Una
de las ventajas de leer un libro de memorias de un actor es que
podemos escuchar la voz del autor. Complicados mecanismos
neurológicos permiten que la acostumbrada lectura mental se
convierta en una retransmisión radiada en la que, en este caso, la
impresionante voz de Fernando Fernán Gómez se instala en nuestra
mente y transforma la lectura pasiva en algo así como la asistencia
a un fascinante monólogo en la que el protagonista nos cuenta, con
total intimidad, sus recuerdos más resplandecientes y un buen puñado
de anécdotas memorables.
Pero
El tiempo amarillo es una autobiografía muy peculiar. Si en la
primera parte Fernán Gómez más o menos se atiene a las
convenciones del género (aunque con libérrimos saltos temporales y
una estructura en la que no se sujeta a ningún principio superior a
su propio buen entender), en la segunda parte, cuando pasa a hablar
de su edad adulta, el pudor del autor le impide entrar en
determinados asuntos personales. Y eso por no hablar de la tercera y
última parte, más bien un diario en el que cabe un poco de todo, de
artículos propios y extraños a sueños esbozados.
Desde
luego, en una escuela de guiones la estructura de El tiempo amarillo
no pasaría la prueba. Poco importa, pues el lector agradece este
estilo caprichoso, como la memoria misma. En la primera mitad del
libro Fernán Gómez detalla su infancia (que, como asegura, no se
parece a ninguna otra) y junto al recuerdo cariñoso de su familia
podemos reconstruir el ambiente de los años que van de la dictadura
de Primo de Rivera al estallido de la Guerra Civil. En estos pasajes
el autor recupera la mirada sorprendida y necesitada de conocimiento
del niño con la visión retrospectiva y melancólica del adulto que
se enfrenta a estos tan luminosos como dolorosos recuerdos.
En
la segunda parte la narración se acelera y aunque abundan las
referencias y los detalles, el lector siempre quiere más. Con un
permanente punto de decepción, aunque sin ocultarse detrás de un
falso malditismo, Fernán Gómez hace repaso de una carrera que le
llevó a ser considerado el mejor actor de su generación y un muy
estimable director. Su trabajo en cine, teatro y otros medios fue tan
extenso que a la fuerza se quedan cosas fuera (es de lamentar que
apenas dedique espacio a Edgar Neville, por ejemplo), pero lo más
llamativo es su reticencia a hablar de cuestiones más personales.
Si
el prólogo de Luis Alegre (que, como siempre, se debe leer al final)

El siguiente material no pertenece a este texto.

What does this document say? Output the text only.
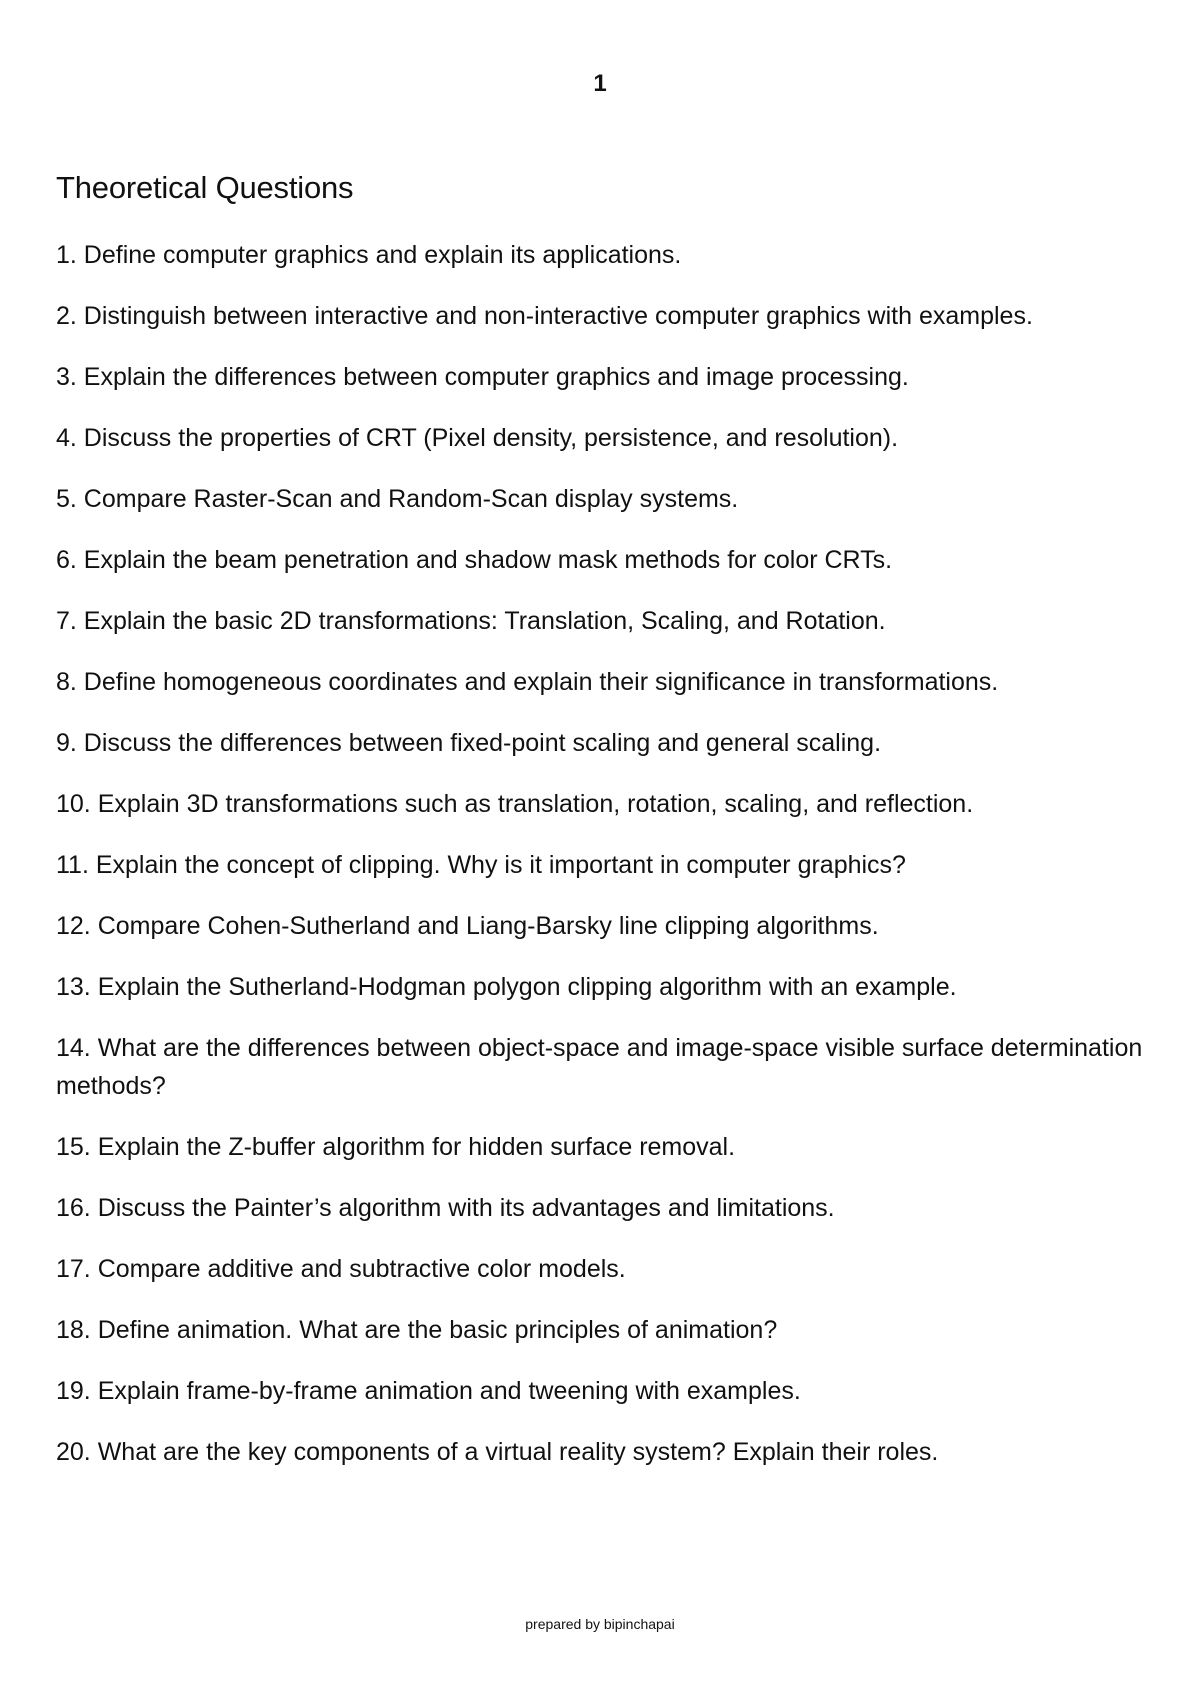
1
Theoretical Questions
1. Define computer graphics and explain its applications.
2. Distinguish between interactive and non-interactive computer graphics with examples.
3. Explain the differences between computer graphics and image processing.
4. Discuss the properties of CRT (Pixel density, persistence, and resolution).
5. Compare Raster-Scan and Random-Scan display systems.
6. Explain the beam penetration and shadow mask methods for color CRTs.
7. Explain the basic 2D transformations: Translation, Scaling, and Rotation.
8. Define homogeneous coordinates and explain their significance in transformations.
9. Discuss the differences between fixed-point scaling and general scaling.
10. Explain 3D transformations such as translation, rotation, scaling, and reflection.
11. Explain the concept of clipping. Why is it important in computer graphics?
12. Compare Cohen-Sutherland and Liang-Barsky line clipping algorithms.
13. Explain the Sutherland-Hodgman polygon clipping algorithm with an example.
14. What are the differences between object-space and image-space visible surface determination methods?
15. Explain the Z-buffer algorithm for hidden surface removal.
16. Discuss the Painter’s algorithm with its advantages and limitations.
17. Compare additive and subtractive color models.
18. Define animation. What are the basic principles of animation?
19. Explain frame-by-frame animation and tweening with examples.
20. What are the key components of a virtual reality system? Explain their roles.
prepared by bipinchapai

eleva el arte del name-dropping a una nueva categoría, hay que
admitir que el último acto de El tiempo amarillo, la ampliación que
Fernán Gómez escribió en 1998, no está a la altura del resto del
libro. La mayor parte la ocupa un diario de rodaje de Pesadilla para
un rico, que ciertamente no está entre sus trabajos más
destacables. Pero a estas alturas la compañía de Fernán Gómez se
ha convertido en tan familiar y amistosa que da un poco igual lo que
cuente, con oír su voz es suficiente.